Иван Толстой: Андрей, помните один из эпизодов в романе «Дар» Владимира Набокова, где приезжему, в качестве шутки, показывают какого-то метиса в соседней ложе в театре - с седыми волосами, необыкновенно возбужденного, с ярким взором. Его под локоть толкают: «Знаешь, кто это?». «Нет, не знаю». Он с 40 лет в России не был. «Это же Пушкин!». Тот посмотрел, удивился: «А, да, действительно», - и отвернулся, стал разговаривать о чем-то своем., - Странная идея, говорит Набоков, увидеть вдруг пожилого Пушкина, так сказать, в осенние годы своей зрелости, но все еще гениального и плодоносящего, сама по себе эта идея не может человека впечатлительного оставить спокойным.

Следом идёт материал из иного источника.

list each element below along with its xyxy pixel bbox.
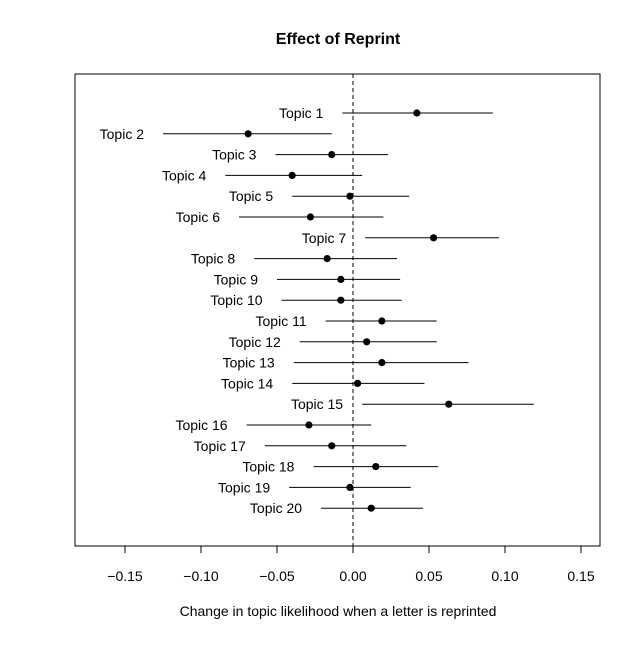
point-estimate — [346, 192, 354, 200]
topic-row: Topic 6 — [176, 209, 384, 225]
point-estimate — [429, 234, 438, 242]
topic-row: Topic 9 — [214, 271, 401, 287]
x-tick-label: −0.10 — [183, 568, 219, 584]
topic-label: Topic 13 — [223, 355, 275, 371]
topic-label: Topic 8 — [191, 251, 236, 267]
topic-label: Topic 18 — [242, 459, 294, 475]
x-axis-label: Change in topic likelihood when a letter… — [180, 603, 497, 619]
point-estimate — [378, 359, 386, 367]
chart-title: Effect of Reprint — [276, 31, 401, 48]
topic-label: Topic 19 — [218, 479, 270, 495]
x-tick-label: −0.05 — [259, 568, 295, 584]
point-estimate — [372, 463, 380, 471]
topic-row: Topic 12 — [229, 334, 437, 350]
point-estimate — [306, 213, 315, 221]
point-estimate — [367, 504, 375, 512]
x-tick-label: 0.00 — [339, 568, 366, 584]
plot-frame — [74, 73, 601, 547]
topic-label: Topic 9 — [214, 271, 259, 287]
topic-row: Topic 7 — [302, 230, 499, 246]
topic-label: Topic 2 — [100, 126, 145, 142]
topic-label: Topic 7 — [302, 230, 347, 246]
point-estimate — [363, 338, 371, 346]
topic-label: Topic 20 — [250, 500, 302, 516]
topic-label: Topic 6 — [176, 209, 221, 225]
point-estimate — [323, 255, 331, 263]
topic-row: Topic 10 — [210, 292, 402, 308]
point-estimate — [378, 317, 386, 325]
point-estimate — [413, 109, 421, 117]
x-tick-label: 0.10 — [491, 568, 518, 584]
x-tick-label: −0.15 — [107, 568, 143, 584]
topic-row: Topic 17 — [194, 438, 407, 454]
topic-label: Topic 5 — [229, 188, 274, 204]
topic-row: Topic 2 — [100, 126, 332, 142]
point-estimate — [337, 296, 345, 304]
topic-row: Topic 16 — [175, 417, 372, 433]
topic-row: Topic 13 — [223, 355, 469, 371]
topic-label: Topic 15 — [291, 396, 343, 412]
point-estimate — [337, 275, 345, 283]
topic-label: Topic 4 — [162, 167, 207, 183]
topic-row: Topic 11 — [256, 313, 437, 329]
topic-label: Topic 10 — [210, 292, 262, 308]
topic-row: Topic 19 — [218, 479, 411, 495]
topic-row: Topic 4 — [162, 167, 363, 183]
topic-label: Topic 3 — [212, 147, 257, 163]
topic-row: Topic 5 — [229, 188, 410, 204]
point-estimate — [328, 151, 336, 159]
point-estimate — [244, 130, 252, 138]
x-tick-label: 0.05 — [415, 568, 442, 584]
point-estimate — [328, 442, 336, 450]
topic-label: Topic 14 — [221, 375, 273, 391]
topic-row: Topic 14 — [221, 375, 425, 391]
point-estimate — [445, 400, 453, 408]
topic-label: Topic 11 — [256, 313, 307, 329]
point-estimate — [288, 171, 296, 179]
topic-row: Topic 15 — [291, 396, 534, 412]
topic-label: Topic 1 — [279, 105, 324, 121]
topic-label: Topic 16 — [175, 417, 227, 433]
topic-row: Topic 18 — [242, 459, 439, 475]
point-estimate — [353, 379, 362, 387]
topic-label: Topic 12 — [229, 334, 281, 350]
topic-row: Topic 8 — [191, 251, 398, 267]
point-estimate — [305, 421, 313, 429]
topic-row: Topic 1 — [279, 105, 493, 121]
topic-row: Topic 3 — [212, 147, 388, 163]
point-estimate — [346, 483, 354, 491]
x-tick-label: 0.15 — [567, 568, 594, 584]
topic-label: Topic 17 — [194, 438, 246, 454]
topic-row: Topic 20 — [250, 500, 423, 516]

Андрей Гаврилов: При всем при этом башкирский художник был не первым. Я помню международную книжную ярмарку в Москве еще в советский период, когда какие-то наши большие друзья, по-моему, из Вьетнама, привезли выставку «Ленин глазами вьетнамских детей». Вы знаете, у этого стенда было очень много народу постоянно, потому что дети, естественно, изображает мир так, как они видят его вокруг себя. И вот они попытались изобразить Ленина, как если бы он был мудрецом из соседней вьетнамской деревни, с соответствующим разрезом глаз, цветом кожи, одеждой. Там Ленин учит вьетнамских детей. Пушкин и Сталин, как в старом анекдоте. Так что такие попытки уже были, они всегда вызывают восторг зрителей.



Иван Толстой: В Париже прошел кинофестиваль под открытым небом. Это и есть его название: Paris – plein air . На фестивале побывала наша корреспондентка в Париже Эммелайн Кардозо.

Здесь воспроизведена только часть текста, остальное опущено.